One of the voices in Where Do We Go From Here? is Slimp’s longtime friend and recent publishing client, Missouri Bishop Bob Farr. His chapter, entitled “A Methodist Dumpster Fire,” discusses the implications of the current predicament the church is in and also candidly discloses his own positions relating to same-sex marriage and the ordination of openly gay clergy.
But Bishop Farr also takes pains to point out that he doesn’t feel his own take on the matter is really all that important – what is important is finding a way to fix a church that has been deeply broken.
Bishop Farr is joined in the book by half a dozen seminary professors, a couple of other Bishops, two leaders of General Boards and Commissions, a couple of commentators and several pastors on with various takes on the issue.
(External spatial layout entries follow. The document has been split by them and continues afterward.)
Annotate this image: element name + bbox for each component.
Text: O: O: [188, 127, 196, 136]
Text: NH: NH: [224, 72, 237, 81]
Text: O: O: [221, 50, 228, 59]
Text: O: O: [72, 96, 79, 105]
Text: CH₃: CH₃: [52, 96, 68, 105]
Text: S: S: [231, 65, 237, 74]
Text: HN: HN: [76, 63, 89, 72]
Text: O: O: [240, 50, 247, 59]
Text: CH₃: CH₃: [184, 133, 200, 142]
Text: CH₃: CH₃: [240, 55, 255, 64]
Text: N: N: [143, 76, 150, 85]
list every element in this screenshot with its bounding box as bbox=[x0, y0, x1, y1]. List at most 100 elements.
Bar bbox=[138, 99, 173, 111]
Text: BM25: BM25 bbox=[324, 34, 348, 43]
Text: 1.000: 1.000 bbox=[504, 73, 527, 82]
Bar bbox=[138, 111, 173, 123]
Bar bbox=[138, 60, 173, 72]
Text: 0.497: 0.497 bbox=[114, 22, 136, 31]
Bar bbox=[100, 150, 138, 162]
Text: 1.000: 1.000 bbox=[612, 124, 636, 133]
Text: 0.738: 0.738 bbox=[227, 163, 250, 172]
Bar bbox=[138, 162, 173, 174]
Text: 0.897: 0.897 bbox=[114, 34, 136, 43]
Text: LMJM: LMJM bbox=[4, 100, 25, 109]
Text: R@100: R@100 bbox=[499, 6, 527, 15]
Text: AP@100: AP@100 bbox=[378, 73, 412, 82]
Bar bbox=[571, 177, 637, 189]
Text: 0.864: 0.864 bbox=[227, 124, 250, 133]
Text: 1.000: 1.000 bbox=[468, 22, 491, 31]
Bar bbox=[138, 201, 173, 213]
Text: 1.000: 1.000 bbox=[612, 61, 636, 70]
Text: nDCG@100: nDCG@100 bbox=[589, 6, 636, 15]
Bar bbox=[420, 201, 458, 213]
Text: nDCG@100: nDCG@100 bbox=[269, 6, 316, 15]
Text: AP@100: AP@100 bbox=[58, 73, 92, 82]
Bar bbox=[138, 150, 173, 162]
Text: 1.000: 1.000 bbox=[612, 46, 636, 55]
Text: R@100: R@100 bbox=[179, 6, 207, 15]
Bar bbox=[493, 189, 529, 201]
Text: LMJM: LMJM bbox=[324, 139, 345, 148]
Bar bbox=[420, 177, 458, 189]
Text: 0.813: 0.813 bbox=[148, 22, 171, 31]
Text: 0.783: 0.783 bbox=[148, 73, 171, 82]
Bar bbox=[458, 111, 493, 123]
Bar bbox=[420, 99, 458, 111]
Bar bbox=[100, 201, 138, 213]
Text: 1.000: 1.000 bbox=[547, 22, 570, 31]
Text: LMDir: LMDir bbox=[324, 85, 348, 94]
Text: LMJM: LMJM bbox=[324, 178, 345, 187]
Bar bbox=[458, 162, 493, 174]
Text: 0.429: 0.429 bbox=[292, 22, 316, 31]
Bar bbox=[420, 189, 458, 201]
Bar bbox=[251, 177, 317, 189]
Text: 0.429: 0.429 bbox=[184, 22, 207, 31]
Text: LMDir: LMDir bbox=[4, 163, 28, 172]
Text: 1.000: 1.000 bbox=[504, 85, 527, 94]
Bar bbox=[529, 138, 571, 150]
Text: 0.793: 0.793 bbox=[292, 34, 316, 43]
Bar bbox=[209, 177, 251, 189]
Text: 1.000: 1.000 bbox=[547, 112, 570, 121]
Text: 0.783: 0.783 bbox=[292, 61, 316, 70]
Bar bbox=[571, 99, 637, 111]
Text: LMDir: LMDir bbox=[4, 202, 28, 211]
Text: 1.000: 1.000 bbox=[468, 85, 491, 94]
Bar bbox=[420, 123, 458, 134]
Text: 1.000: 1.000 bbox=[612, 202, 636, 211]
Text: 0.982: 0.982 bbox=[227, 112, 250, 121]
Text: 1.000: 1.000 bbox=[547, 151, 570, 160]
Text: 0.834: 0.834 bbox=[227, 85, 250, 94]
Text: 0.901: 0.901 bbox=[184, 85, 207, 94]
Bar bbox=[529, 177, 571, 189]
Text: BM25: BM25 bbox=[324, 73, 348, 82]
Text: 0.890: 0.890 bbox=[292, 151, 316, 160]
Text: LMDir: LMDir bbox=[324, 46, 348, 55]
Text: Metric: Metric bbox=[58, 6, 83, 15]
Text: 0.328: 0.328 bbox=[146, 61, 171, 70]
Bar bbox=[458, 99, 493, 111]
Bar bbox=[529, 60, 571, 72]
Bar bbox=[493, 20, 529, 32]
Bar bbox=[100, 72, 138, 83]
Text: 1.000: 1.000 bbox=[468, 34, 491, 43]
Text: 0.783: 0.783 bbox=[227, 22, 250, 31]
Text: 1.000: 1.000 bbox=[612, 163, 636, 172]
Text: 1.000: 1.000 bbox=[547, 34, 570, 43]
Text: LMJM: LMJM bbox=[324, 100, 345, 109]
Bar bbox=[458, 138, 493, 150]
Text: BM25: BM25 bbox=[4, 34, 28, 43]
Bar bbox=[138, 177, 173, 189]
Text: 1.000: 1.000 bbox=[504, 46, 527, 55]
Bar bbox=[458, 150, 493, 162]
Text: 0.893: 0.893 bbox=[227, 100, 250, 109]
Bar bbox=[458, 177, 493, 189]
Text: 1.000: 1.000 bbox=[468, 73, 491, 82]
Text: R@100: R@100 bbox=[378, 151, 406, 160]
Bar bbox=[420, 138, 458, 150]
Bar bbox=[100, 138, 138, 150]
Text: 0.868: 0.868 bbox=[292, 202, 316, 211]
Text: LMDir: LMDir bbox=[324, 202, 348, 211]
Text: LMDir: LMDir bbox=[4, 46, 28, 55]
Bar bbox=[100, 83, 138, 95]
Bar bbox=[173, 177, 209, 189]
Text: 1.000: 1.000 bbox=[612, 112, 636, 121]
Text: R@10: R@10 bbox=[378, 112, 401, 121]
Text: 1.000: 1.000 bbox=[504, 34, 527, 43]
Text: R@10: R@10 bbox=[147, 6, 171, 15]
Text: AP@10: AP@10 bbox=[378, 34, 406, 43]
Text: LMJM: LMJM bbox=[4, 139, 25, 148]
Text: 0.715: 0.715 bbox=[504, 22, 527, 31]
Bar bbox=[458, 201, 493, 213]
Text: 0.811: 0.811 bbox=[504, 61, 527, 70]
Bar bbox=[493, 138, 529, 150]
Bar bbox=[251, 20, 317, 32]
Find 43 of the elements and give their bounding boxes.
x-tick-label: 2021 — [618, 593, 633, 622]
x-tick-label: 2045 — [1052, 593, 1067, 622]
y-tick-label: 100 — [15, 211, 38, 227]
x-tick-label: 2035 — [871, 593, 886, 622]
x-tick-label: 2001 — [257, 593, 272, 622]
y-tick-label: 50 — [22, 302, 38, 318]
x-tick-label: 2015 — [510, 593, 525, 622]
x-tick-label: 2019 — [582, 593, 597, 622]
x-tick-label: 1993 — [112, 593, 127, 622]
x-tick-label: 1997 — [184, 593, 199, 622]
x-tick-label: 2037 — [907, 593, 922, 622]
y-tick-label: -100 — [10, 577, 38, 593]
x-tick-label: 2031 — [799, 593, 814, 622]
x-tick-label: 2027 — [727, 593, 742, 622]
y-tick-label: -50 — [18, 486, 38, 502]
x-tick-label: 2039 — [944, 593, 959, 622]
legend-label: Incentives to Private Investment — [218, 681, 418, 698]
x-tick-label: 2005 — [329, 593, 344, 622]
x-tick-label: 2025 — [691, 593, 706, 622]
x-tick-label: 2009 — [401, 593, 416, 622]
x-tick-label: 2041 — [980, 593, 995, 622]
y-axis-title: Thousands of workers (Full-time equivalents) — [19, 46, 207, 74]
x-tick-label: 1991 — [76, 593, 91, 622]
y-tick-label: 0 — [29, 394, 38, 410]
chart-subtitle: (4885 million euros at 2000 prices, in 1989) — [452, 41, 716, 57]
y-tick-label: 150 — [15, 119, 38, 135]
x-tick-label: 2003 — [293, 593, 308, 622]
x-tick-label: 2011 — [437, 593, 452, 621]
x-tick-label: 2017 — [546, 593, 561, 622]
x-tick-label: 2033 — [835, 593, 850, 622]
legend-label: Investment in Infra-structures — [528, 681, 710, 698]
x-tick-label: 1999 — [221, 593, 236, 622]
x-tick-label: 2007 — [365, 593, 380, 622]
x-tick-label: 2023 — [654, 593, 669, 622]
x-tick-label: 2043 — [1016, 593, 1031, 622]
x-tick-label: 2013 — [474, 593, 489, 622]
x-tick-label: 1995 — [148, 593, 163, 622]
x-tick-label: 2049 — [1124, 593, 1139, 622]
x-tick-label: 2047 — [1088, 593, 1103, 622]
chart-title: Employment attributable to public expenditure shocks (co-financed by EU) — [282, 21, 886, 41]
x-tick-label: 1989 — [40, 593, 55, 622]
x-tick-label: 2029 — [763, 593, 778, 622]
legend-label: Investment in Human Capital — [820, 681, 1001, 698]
The diversity of ideas, their various approaches to the problems at hand and an overall lack of agreement as to what root of the disagreement is essentially paints a picture that looks like the conversation hasn’t changed much since the final gavel dropped at the special session. The diversity of perspectives in one book is refreshing, even if it is unsettling to read how most of the essays in the collection are talking right past each other rather than to each other.
It is easy to forget how compartmentalized the world we live in is. We’re striving to get on the same page, but being on the same page isn’t helpful when we’re not reading the same book.
Rachel Held Evans was a famous Christian author and commentator – remarkably so considering her age. She died May 4 after being hospitalized for an infection stemming from the flu. She was 37 and had two children under the age of three.
My social media feeds were overwhelmed with people who were distraught with the tragic news. But when I tried to bring it up with friends outside of work, no one had heard of her. This didn’t surprise me with my friends who are unchurched and take no interest in religion, but it was kind of surprising with some of my friends who are very religious – the kind of people who are at church three or four times a week. They tend to be more evangelical and had no idea who Evans was, even though she had books on The New York Times bestseller list.
Evans had quite a few critical things to say of evangelical circles, so I didn’t expect them to be a fan, but they didn’t know she existed. These are leaders of small groups for young adults – the exact group that Evans was mostly aiming at. Her passing was big enough to make the secular news – albeit the progressive secular news like NPR and The New Yorker. I didn’t see anything about her death on more conservative news outlets. Rightfully so – why would they report on the passing of someone who was unknown to their readers?
Perhaps one of the keys to the way forward is for more people to read books that challenge their ideas, rather than simply reinforce them. Where Do We go From Here? will certainly do that at times, regardless of where you are on the issues before us.